В последние годы жизни Евгению Михайловичу удалось побывать во многих странах, причем в основном в связи с приглашениями прочесть лекции или доклады по вопросам космологии. Эти лекции и доклады по стилю чем-то напоминали, естественно, Курс — отличались исключительной четкостью и ясностью в сочетании с умением за какой-нибудь час изложить очень большой материал.
Заслуги Е. М. Лифшица были признаны не только у нас, где он был избран сначала членом-корреспондентом, а затем и действительным членом (академиком) Академии наук СССР, но и во всем мире. Достаточно сказать, что Е. М. Лифшиц был выбран иностранным членом Лондонского королевского общества, что с основанием считается высокой честью.
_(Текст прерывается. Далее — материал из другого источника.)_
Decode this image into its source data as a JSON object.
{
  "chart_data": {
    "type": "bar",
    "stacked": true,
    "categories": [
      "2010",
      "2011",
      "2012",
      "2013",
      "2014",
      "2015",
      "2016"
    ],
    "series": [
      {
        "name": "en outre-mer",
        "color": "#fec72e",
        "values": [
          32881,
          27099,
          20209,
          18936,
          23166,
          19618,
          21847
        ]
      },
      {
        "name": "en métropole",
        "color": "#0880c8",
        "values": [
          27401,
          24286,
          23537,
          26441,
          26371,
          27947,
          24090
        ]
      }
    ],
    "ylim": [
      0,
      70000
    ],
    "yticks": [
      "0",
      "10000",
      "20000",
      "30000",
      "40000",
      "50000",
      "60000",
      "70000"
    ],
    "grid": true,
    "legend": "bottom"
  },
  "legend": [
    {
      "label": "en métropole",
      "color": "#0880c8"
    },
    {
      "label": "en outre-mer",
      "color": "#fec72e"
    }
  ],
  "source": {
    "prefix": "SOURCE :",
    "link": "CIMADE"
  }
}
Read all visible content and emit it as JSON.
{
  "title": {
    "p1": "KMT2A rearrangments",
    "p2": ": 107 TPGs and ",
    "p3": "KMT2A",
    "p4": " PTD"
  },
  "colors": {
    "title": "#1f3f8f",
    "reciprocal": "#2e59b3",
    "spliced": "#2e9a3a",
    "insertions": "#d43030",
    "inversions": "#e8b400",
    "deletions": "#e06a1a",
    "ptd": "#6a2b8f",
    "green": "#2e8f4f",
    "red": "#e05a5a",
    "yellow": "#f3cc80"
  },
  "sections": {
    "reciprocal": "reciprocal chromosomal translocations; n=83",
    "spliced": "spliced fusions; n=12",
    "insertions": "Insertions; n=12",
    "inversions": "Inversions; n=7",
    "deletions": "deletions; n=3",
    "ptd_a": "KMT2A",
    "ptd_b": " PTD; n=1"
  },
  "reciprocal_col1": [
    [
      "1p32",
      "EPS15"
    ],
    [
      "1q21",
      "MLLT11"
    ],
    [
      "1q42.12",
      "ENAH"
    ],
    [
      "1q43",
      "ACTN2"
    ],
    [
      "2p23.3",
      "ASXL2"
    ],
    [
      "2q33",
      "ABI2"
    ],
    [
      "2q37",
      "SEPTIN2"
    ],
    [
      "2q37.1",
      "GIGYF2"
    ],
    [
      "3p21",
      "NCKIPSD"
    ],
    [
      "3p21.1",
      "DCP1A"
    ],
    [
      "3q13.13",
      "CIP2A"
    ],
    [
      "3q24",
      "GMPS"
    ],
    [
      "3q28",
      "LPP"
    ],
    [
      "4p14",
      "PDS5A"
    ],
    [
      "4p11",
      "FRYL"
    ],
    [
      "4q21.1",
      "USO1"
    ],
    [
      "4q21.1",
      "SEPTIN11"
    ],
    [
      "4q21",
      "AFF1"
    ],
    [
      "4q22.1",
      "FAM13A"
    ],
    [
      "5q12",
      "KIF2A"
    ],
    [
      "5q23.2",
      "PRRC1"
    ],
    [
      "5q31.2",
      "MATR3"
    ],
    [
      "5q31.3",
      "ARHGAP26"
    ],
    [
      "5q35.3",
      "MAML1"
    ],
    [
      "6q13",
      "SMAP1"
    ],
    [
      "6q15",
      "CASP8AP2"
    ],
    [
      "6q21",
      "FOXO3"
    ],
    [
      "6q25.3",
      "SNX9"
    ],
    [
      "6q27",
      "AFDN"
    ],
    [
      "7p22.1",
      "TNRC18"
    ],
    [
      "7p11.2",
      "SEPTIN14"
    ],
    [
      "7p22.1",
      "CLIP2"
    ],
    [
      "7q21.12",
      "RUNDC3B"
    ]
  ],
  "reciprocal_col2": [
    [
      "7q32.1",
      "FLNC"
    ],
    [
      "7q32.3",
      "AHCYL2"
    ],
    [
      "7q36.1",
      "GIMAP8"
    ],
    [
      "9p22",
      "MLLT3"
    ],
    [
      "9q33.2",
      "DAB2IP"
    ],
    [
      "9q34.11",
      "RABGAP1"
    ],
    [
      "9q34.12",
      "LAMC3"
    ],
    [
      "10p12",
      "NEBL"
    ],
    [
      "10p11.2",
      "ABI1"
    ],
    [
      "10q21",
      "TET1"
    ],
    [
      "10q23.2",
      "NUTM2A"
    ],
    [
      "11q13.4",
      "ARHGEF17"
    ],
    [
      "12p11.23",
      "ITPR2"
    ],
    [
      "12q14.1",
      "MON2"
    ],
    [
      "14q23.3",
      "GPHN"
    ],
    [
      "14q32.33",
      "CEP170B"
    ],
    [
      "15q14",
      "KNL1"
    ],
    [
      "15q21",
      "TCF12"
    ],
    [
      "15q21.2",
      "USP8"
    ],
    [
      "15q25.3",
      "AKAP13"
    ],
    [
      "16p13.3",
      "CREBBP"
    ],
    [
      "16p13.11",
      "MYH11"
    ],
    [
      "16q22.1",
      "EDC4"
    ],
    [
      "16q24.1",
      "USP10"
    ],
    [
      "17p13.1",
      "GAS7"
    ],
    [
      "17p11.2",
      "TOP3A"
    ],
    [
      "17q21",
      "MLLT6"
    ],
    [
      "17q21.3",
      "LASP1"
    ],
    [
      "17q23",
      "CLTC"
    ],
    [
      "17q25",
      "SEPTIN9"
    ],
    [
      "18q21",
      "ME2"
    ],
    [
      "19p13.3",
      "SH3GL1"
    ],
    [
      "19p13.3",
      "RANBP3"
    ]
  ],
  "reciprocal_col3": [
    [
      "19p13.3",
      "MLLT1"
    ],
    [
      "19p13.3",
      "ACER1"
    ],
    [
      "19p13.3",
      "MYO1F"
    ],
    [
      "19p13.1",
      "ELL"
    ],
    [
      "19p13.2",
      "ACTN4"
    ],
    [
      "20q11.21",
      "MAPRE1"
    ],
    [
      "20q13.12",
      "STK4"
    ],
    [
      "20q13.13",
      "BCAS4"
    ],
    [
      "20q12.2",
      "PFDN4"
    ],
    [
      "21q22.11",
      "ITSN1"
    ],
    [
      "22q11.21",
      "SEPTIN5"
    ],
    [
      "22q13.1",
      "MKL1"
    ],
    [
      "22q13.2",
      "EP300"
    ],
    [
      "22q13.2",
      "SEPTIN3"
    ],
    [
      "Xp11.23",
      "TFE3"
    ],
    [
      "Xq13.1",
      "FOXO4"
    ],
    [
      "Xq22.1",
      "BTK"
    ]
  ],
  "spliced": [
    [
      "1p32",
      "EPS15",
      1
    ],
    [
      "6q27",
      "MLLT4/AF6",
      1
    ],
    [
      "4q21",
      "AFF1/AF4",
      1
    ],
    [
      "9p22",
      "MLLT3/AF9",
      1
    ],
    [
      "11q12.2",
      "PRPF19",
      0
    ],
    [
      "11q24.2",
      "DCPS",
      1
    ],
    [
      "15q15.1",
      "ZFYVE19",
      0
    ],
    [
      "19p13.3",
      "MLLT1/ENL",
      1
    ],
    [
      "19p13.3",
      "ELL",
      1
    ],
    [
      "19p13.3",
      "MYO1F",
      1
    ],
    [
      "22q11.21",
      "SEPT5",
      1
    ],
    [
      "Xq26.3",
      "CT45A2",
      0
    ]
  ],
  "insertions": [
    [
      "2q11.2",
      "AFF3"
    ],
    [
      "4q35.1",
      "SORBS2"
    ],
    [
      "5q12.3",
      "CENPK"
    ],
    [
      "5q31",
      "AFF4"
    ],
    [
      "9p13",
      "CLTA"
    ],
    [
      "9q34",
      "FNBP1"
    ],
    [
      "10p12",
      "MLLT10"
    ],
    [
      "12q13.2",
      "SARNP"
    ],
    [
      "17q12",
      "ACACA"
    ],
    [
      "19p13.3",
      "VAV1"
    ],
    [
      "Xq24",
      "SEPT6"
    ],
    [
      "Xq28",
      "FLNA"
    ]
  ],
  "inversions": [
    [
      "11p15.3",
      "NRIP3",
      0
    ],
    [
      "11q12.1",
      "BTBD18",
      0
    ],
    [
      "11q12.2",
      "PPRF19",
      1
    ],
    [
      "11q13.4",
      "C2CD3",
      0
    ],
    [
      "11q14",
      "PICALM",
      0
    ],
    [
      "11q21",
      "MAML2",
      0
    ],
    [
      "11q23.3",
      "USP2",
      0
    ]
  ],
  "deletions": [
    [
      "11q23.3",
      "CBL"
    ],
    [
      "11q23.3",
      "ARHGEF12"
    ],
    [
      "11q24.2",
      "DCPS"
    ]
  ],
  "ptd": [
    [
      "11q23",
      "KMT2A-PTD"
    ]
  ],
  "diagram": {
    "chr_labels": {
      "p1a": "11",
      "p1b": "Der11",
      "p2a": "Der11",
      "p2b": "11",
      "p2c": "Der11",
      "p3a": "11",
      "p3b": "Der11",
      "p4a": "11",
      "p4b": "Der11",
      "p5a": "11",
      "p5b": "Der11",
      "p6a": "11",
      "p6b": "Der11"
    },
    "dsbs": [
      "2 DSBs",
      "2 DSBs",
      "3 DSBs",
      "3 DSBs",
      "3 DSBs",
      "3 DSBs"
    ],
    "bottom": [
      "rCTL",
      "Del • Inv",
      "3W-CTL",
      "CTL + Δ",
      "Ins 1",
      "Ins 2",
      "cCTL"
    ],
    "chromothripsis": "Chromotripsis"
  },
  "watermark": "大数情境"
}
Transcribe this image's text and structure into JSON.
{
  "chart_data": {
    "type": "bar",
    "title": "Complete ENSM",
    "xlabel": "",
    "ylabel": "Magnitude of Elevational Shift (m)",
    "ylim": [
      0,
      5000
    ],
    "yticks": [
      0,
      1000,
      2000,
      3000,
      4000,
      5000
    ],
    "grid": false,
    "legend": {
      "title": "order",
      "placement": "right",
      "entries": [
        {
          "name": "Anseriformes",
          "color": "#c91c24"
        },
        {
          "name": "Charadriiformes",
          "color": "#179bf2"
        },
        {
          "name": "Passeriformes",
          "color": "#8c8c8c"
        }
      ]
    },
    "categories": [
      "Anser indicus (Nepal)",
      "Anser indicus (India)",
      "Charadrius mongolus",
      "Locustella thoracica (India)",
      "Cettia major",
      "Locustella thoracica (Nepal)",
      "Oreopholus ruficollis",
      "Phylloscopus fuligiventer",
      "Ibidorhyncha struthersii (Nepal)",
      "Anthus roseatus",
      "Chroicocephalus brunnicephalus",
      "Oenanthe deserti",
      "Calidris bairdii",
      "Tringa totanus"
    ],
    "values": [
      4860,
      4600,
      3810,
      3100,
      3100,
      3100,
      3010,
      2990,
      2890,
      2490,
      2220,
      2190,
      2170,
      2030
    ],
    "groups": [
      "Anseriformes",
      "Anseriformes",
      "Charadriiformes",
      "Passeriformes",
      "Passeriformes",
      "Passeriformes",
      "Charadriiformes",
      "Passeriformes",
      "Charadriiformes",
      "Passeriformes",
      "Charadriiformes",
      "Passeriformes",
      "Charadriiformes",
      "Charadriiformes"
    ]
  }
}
Несомненно, исследования, выполненные Е. М. Лифшицем, поставили его в ряд выдающихся физиков-теоретиков. Но в наши дни выдающихся физиков-теоретиков в мире все же немало, а вот Курс «Теоретическая физика» Ландау и Лифшица только один. Поэтому, хотя я и высоко ценю научные результаты Е. М. Лифшица, думаю, что главным в его деятельности является Курс. Л. Д. Ландау нашел в Е. М. Лифшице не только достойного ученика и ближайшего друга, но и, я бы сказал, писателя. Обычно этот термин не применяется к авторам научных книг, да и я не собираюсь настаивать на таком словоупотреблении. Но факт тот, что писать научные книги, даже когда их содержание известно, очень трудно. Сам Л. Д. Ландау, физик исключительного калибра, один из корифеев теоретической физики, писать не мог или, во всяком случае, так не любил, что почти никогда не писал даже собственные статьи, не говоря о книгах. Р. Фейнман, кстати сказать во многом напоминающий Л. Д. Ландау, сам своих многочисленных книг также не писал — все они, насколько знаю, представляют собой обработку его лекций или бесед. Напротив, Е. М. Лифшиц умел писать четко и выразительно. В статье одного известного американского физика при упоминании одного места в «Теории поля» (том II Курса) есть замечание о том, что результат изложен там «сжатой и выразительной прозой Е. М. Лифшица». Все 5300 страниц Курса написаны рукой Е. М. Лифшица, и его роль в формировании текста никогда не вызывала сомнений. Что же касается содержания, то в блеске Л. Д. Ландау место, занимаемое Е. М. Лифшицем, оставалось в тени. Признаюсь, что я и сам недооценивал роль Е. М. Лифшица. Будучи рецензентом одного из томов Курса, я имел, помню, разговор с авторами, в котором сообщил свои замечания, и мы их обсуждали. Ландау доминировал в этом разговоре, а мы оба (Лифшиц и я) выступали в роли учеников, отнюдь не бессловесных или безропотных, но все же предоставлявших Учителю сказать решающее слово. Помимо того факта, что Л. Д. Ландау был, бесспорно, выше нас по своему классу, здесь, однако, сказывалась и его манера вести полемику. Ландау ведь принадлежал к числу людей, способных победить в споре, даже когда был не прав (конечно, только в случае, когда он искренне заблуждался, но я и не знаю примеров, чтобы Ландау из каких-либо соображений отстаивал научное утверждение, в истинности которого в момент спора не был уверен).